The California plaintiffs seized upon the Caiafa dictum in a motion for reconsideration of the district court's dismissal of their derivative claims to argue that it "expanded the post-merger standing fraud exception to include situations where, as here, the plaintiffs sufficiently allege fraudulent conduct that necessitated that merger." After the district court rejected that argument, the plaintiffs appealed to the Ninth Circuit, and the Ninth Circuit then certified the above-quoted question to the Delaware Supreme Court.

Delaware Supreme Court Reaffirms Anderson

The key to the Supreme Court's answer to the certified question was its distinction between direct claims, which if properly pleaded can survive a merger, and derivative claims, which cannot. The Supreme Court's favorable citation to Braasch v. Goldschmidt, 199 A.2d 760, 764 (Del. Ch. 1964), in both Anderson and Caiafa, illustrates the distinction. In Braasch, a majority stockholder acquired over 90 percent of American Sumatra Tobacco Corp. by a tender offer and then used a short-form merger to complete the acquisition. The plaintiffs alleged fraud in connection with the tender offer but did not challenge the regularity of the merger proceedings themselves. The Court of Chancery held that the merger extinguished the stockholders' derivative claims but permitted the stockholders' direct post-merger claims to proceed. The Court of Chancery held that "if the means employed to accomplish that [lawful] end [of a statutory merger] were unlawful, the whole might be so tainted with illegality as to require invalidation of the merger." Braasch therefore "supports the conclusion that where pre-merger fraudulent conduct makes a merger inevitable, that conduct gives rise to a direct claim that can survive the merger, but not a derivative claim." Thus, the Supreme Court held that the inseparable fraud referenced in Caiafa refers to direct, not derivative claims.
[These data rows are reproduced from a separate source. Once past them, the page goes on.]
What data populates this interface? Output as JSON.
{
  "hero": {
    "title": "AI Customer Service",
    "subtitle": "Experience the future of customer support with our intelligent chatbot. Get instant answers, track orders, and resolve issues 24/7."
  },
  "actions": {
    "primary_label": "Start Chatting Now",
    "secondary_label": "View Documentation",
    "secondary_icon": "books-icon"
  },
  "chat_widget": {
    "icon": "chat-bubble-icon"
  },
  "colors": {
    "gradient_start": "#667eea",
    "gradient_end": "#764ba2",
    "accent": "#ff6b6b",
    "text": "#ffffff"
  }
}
Supreme Court's Answer Not Surprising

In light of the Delaware Supreme Court's negative answer to the question from the Ninth Circuit, it appears unlikely that the Ninth Circuit will reverse the decision of the district court dismissing plaintiffs' derivative claims for lack of standing under Anderson. This is not only because of the force of the Anderson rule itself, but also because of the procedural record. Plaintiffs in California did not assert as part of their objection to the release in the Court of Chancery class action that their claims came within the fraud exception to the Anderson rule. Moreover, the Court of Chancery found on a well-developed record that the merger was neither the only, nor the principal, reason for the merger. Viewed in that light, the Supreme Court's answer is not surprising — the plaintiffs did not timely assert the fraud exception and the Caiafa dictum did not expand it. For practitioners, the reaffirmance makes clear that the Anderson fraud exception is narrow and that plaintiff stockholders will lose standing to pursue derivative claims upon a merger unless they properly allege that the merger was accomplished solely to deprive them of derivative standing.